O desertor engoliu em seco, tentando bolar um plano. Tinha que haver uma maneira de tirar Gehr dali e, quem sabe, fazer com que este trouxesse reforços. Era imperativo que encontrasse uma maneira de avisar o Duque sobre a localização da Aliança, uma maneira que fugisse do feitiço de confusão cujo efeito ele claramente sofria.

Após alguns minutos de reflexão, decidiu que tentaria manter o amigo vivo até o anoitecer e, então, daria um jeito de libertá-lo. Passaria o restante do dia tentando encontrar uma forma de enviar a mensagem para a legião de maneira eficaz.

***

Com o cair da noite veio a quietude usual da planície, quando os animais iam para suas tocas e somente as coisas mais estranhas caminhavam sobre a terra. Eralyn apenas observou enquanto Azar se retirava para longe deles com seu livro, provavelmente para refletir sobre as anotações que fizera durante aquele dia.

O guerreiro conseguira, a duro custo, manter Gehr vivo. Apesar da tortura, dos experimentos, seus cuidados improvisados foram suficientes para manter seu corpo funcionando, ainda que debilitado. De início, o companheiro tentara resistir, afirmando que não precisava de sua ajuda. Mas, após algumas horas, tornou-se demasiado fraco para resistir aos cuidados.

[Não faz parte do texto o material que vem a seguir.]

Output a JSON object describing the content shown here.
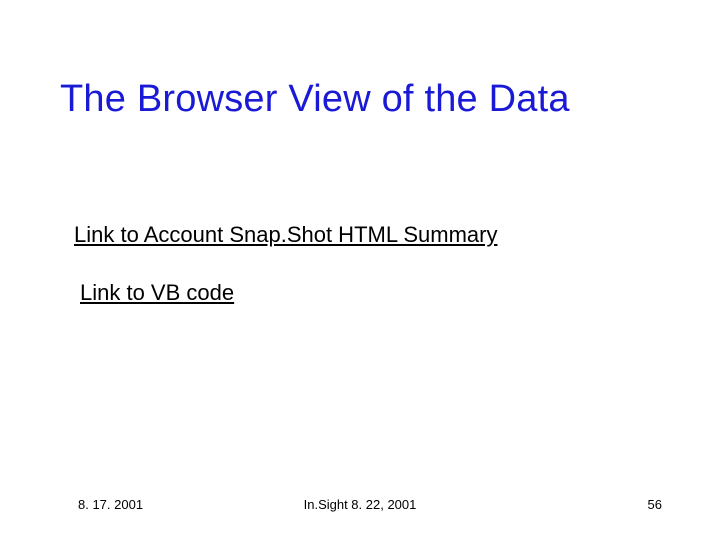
{
  "title": "The Browser View of the Data",
  "links": {
    "snapshot": "Link to Account Snap.Shot HTML Summary",
    "vbcode": "Link to VB code"
  },
  "footer": {
    "date": "8. 17. 2001",
    "center": "In.Sight 8. 22, 2001",
    "page": "56"
  }
}
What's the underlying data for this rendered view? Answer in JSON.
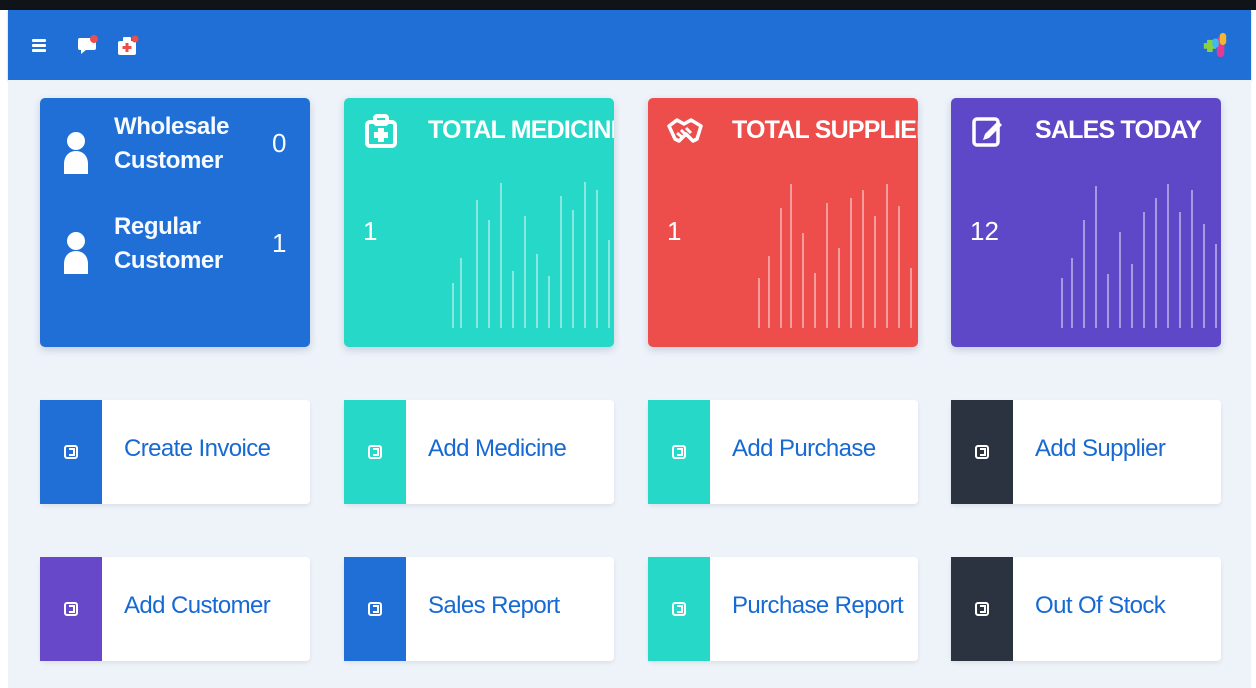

A fada ainda não retornara. O que quer que estivesse fazendo, onde quer que estivesse, nem mesmo seu cheiro podia ser sentido. Apenas o rastro de sua passagem, mas não o odor fresco que ele sentiria caso ela estivesse perto. Isso significava que tinha apenas que remover Alick da equação para libertar Gehr.

Para sua sorte, a bruxa Ferro-Brasil parecia nervosa, olhando a todo momento para a direção pela qual Azar partira, como se conseguisse ver o que a bruxa fazia e não aprovasse nem um pouco.

— Vejo que não gosta da ideia. — Ele comentou casualmente. Alick pareceu demorar alguns segundos para reconhecer seu comentário.

— Por mais que eu queira ver seus colegas mortos, ou fugindo com o rabo entre as pernas para qualquer que seja o lugar de onde vieram, tenho medo dessa coisa. — A bruxa respondeu. — Azar não é ela mesma desde que começou a mexer com isso. Está mais distante, só pensa em testar seus novos poderes e esqueceu-se completamente que temos que voltar logo para a... — Ela interrompeu sua fala, lembrando-se de com quem falava. — Estou preocupada.

— Akseron. — Falou o elfo, recebendo um olhar confuso da bruxa. — É como chamamos o mundo além do Mar de Tempestades. É de onde viemos.

— Você conhece Akseron? — Eralyn riu da pergunta.

— Acho que ninguém vivo conhece. Não do lado de cá, obviamente. — Era estranho falar daquilo com o inimigo, mas tinha que ganhar a confiança da bruxa. — Depois que nossos ancestrais atravessaram, nenhuma outra embarcação conseguiu sobreviver aos tornados e relâmpagos. Tudo que se sabe é que existem treze reinos, assim como aqui, e que não há outras criaturas inteligentes.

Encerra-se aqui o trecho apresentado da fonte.